Auckland - nothing specific though ECON232, 'Development of the International Economy', has some, mostly focussed on the 20th century
AUT - nothing specific**
Canterbury - aha! The good news is that 300-level ECON342, 'Economic History', is bang on the money and says "We study the causes and consequences of the Three Great Transformations: language, agriculture, and the commercial and industrial revolutions that began in the 16th century". The bad news is it was last offered in 2014, and is not currently on the menu
Lincoln - doesn't seem to offer a straight-up economics major
Massey - nothing specific. You get some local political history in 148.205, 'New Zealand Politics Since 1890'
Otago - nothing specific
Victoria - nothing specific
Waikato - nothing specific. There might be a bit in ECON336-17A, 'Comparative Economics in Global Perspective', but the paper summary is blank, so you can't tell
Not that my own alma mater is any better. I took my degree in economics and political science at Trinity College Dublin in 1969-73: from memory, economic history was compulsory at the time but in any event was well attended (our lecturer was Prof Louis Cullen). The same degree has morphed over the years into today's 'Philosophy, Political Science, Economics and Sociology' (PPES): the good news is you can drop Sociology after the first year, but the bad news is that Trinity has also dropped economic history from the economics options (though there are still 'history of thought' options in both philosophy and politics).

This is a shame from many perspectives. Economics is part of the wider humanities, and any humanities course should involve some commitment to being a well-informed citizen of the world. It's not right that it should implode into a self-absorbed cult of its own. And even if today's students don't give a toss about the history of the world around them and are only after vocational skills and a credentialed meal ticket, economic history has its own utilitarian value. You never know when something like the history of currency unions won't suddenly be the hottest skill in demand when a Grexit comes along. Ask Ben Bernanke: his academic study of the Depression made him an excellent choice to chair the post-GFC Fed.

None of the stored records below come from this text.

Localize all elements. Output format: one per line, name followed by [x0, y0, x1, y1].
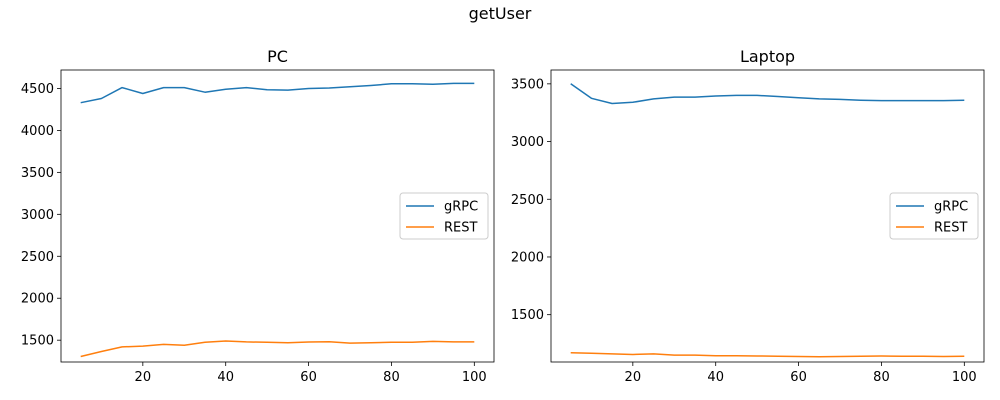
series-line-grpc [80, 82, 475, 104]
y-tick-label: 4000 [21, 124, 54, 139]
subplot-title: PC [267, 47, 288, 66]
legend-label-rest: REST [934, 221, 967, 236]
series-line-rest [80, 340, 475, 358]
y-tick-label: 3000 [21, 208, 54, 223]
legend: gRPC REST [399, 192, 489, 240]
x-tick-label: 40 [217, 370, 234, 385]
subplot-laptop: Laptop 20 40 60 80 100 1500 2000 2500 3000 3500 gRP… [511, 47, 985, 385]
series-line-rest [570, 352, 965, 358]
legend-label-rest: REST [444, 221, 477, 236]
legend-label-grpc: gRPC [934, 200, 968, 215]
y-tick-label: 2000 [511, 250, 544, 265]
y-tick-label: 1500 [21, 334, 54, 349]
y-tick-label: 2000 [21, 292, 54, 307]
series-line-grpc [570, 83, 965, 105]
x-tick-label: 100 [462, 370, 487, 385]
x-tick-label: 20 [135, 370, 152, 385]
subplot-title: Laptop [740, 47, 795, 66]
legend: gRPC REST [889, 192, 979, 240]
x-tick-label: 20 [625, 370, 642, 385]
y-tick-label: 3500 [511, 77, 544, 92]
x-tick-label: 60 [790, 370, 807, 385]
y-tick-label: 3500 [21, 166, 54, 181]
figure-title: getUser [468, 4, 532, 23]
x-tick-label: 100 [952, 370, 977, 385]
x-tick-label: 80 [873, 370, 890, 385]
subplot-pc: PC 20 40 60 80 100 1500 2000 2500 3000 3500 4000 450… [21, 47, 495, 385]
y-tick-label: 1500 [511, 308, 544, 323]
plot-frame [550, 69, 985, 363]
y-tick-label: 2500 [511, 193, 544, 208]
x-tick-label: 40 [707, 370, 724, 385]
plot-frame [60, 69, 495, 363]
x-tick-label: 80 [383, 370, 400, 385]
y-tick-label: 3000 [511, 135, 544, 150]
y-tick-label: 2500 [21, 250, 54, 265]
legend-label-grpc: gRPC [444, 200, 478, 215]
x-tick-label: 60 [300, 370, 317, 385]
y-tick-label: 4500 [21, 82, 54, 97]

If I was John McDermott at our own Reserve Bank, and I was looking to hire a new staff economist, given the ceteris paribus choice between someone who'd taken a personal intellectual interest in the history of bank crises and another automaton off the assembly line who can crank the handle on a DSGE model, I know who I'd pick.

*Oxford University Press 2013, ISBN 978-0-19-932219-0

** Happy postscript August 3: AUT's Geoff Brooke tells me that "we will be offering an advanced undergraduate paper in global economic history at AUT from next year (it is currently timetabled for semester 2). The paper descriptor reads: An introduction to the history of long-run economic growth and related changes in population, social and economic institutions. Theories of economic and social organisation, economic growth, and business cycles are examined and evaluated against the historical record. Methodological debates around the relationship between economic history and economics and history are explored".